SOCAP11 Panelist Spotlight: Lenora Suki, Smart Cities Advisors

SOCAP August 23, 2011

What is your role in the Social Capital Market?
Smart Cities Advisors is an intermediary and advisor. We’re also building an online knowledge portal for social entrepreneurs in urban built environment aimed at information exchange, network building, knowledge creation, capacity building and leadership development.
How might we re-imagine resources to create self-sustaining and thriving local communities?
First, cities in rapidly growing developing countries need to start seeing slums as potential assets, places where innovation and industry often already exist, and the people who live there as contributors to sustainable community and economy. Urban investment models have to recognize these values.
Second, urban affordable housing must be a multidisciplinary pursuit – more than just a physical infrastructure or a design-and-technology solution. Lower and moderate income communities need a range of complementary amenities like social, market and community infrastructure, as well as jobs, education, health and economic development services. These are investments in safer, healthier, more dynamic and more economically active communities, which become resources for our growing cities.
Impact investors can be supporting the urban enterprise pioneers who are thinking about bigger definitions of the words “asset,” “housing” and “community.”
What does Money + Meaning = to you?
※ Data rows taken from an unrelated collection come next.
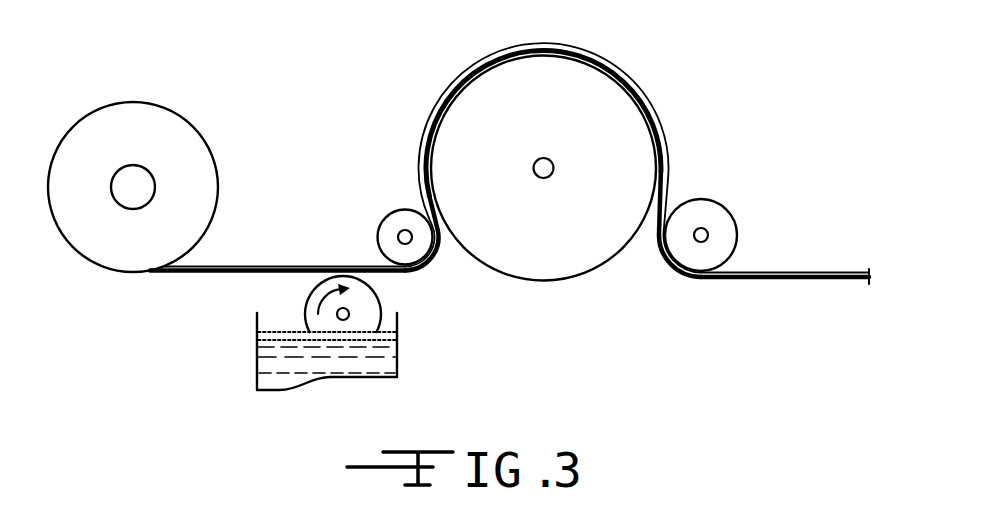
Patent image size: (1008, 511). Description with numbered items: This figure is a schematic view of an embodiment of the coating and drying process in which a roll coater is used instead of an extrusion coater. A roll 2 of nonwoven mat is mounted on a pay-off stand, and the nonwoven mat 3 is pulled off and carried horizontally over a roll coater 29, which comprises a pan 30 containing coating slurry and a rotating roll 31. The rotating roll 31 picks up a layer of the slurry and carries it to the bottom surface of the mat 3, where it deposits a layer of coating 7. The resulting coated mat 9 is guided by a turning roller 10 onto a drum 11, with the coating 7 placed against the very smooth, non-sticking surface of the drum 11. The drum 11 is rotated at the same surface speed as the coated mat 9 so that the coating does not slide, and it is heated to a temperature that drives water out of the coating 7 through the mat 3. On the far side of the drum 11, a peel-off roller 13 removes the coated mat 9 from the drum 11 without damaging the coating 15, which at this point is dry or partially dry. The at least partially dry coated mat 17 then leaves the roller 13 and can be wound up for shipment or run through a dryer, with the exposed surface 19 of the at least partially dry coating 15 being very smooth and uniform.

The roll of nonwoven mat 2 is at (195, 128).
The nonwoven mat 3 is at (247, 268).
The coating 7 is at (399, 277).
The coated mat 9 is at (380, 260).
The turning roller 10 is at (400, 222).
The drum 11 is at (462, 127).
The peel-off roller 13 is at (718, 218).
The at least partially dry coating 15 is at (652, 227).
The at least partially dry coated mat 17 is at (753, 282).
The exposed surface 19 is at (817, 283).
The roll coater 29 is at (257, 363).
The pan 30 is at (257, 340).
The rotating roll 31 is at (282, 333).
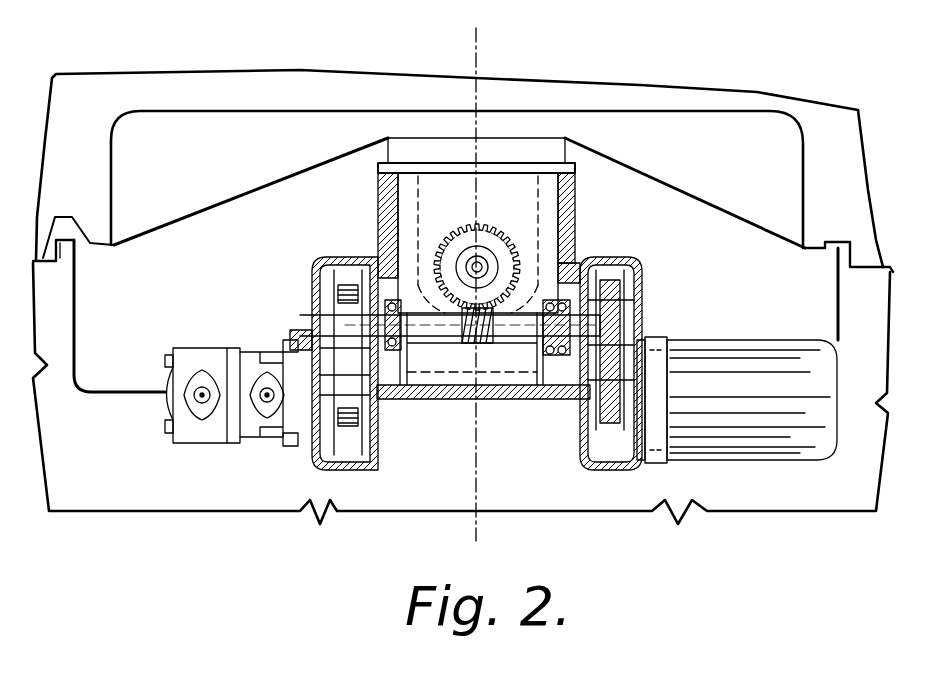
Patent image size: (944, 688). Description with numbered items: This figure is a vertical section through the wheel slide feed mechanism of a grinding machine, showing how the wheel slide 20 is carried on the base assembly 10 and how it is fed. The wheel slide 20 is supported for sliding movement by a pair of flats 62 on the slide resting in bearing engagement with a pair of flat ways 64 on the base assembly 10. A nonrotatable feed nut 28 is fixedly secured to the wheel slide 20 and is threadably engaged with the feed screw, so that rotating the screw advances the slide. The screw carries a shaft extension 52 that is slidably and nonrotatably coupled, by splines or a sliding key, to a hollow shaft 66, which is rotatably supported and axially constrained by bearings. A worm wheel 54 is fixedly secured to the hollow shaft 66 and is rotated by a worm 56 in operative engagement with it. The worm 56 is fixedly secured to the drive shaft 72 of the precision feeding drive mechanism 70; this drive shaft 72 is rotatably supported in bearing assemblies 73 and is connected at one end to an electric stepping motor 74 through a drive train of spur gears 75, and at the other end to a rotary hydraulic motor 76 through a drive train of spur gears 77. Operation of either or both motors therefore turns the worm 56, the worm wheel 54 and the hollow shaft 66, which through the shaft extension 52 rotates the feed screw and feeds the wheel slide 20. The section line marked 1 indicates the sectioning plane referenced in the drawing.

What should the social capital market stand for?
Money + meaning is about the reality of our increasingly interconnected world.
We’re all living through exceptional market volatility that was touched off by irresponsible business and investment models – in some cases, models that purported to build wealth for lower income communities.
Investing with meaning requires understanding that the consequences of our business and investment decisions reach beyond our standardized, parochial analyses of risk and return.
The social capital market also differentiates and innovates by being inclusive, and not just of the beneficiaries and end users we all talk about helping. It also needs to be inclusive of different types of donors, investors, entrepreneurs, enterprises and intermediaries. It’s more than a trade or a transaction, and much can be accomplished across disciplines. So, the social capital market has to get better at identifying itself with transparency and an open flow of information for decision-making and relationship-building.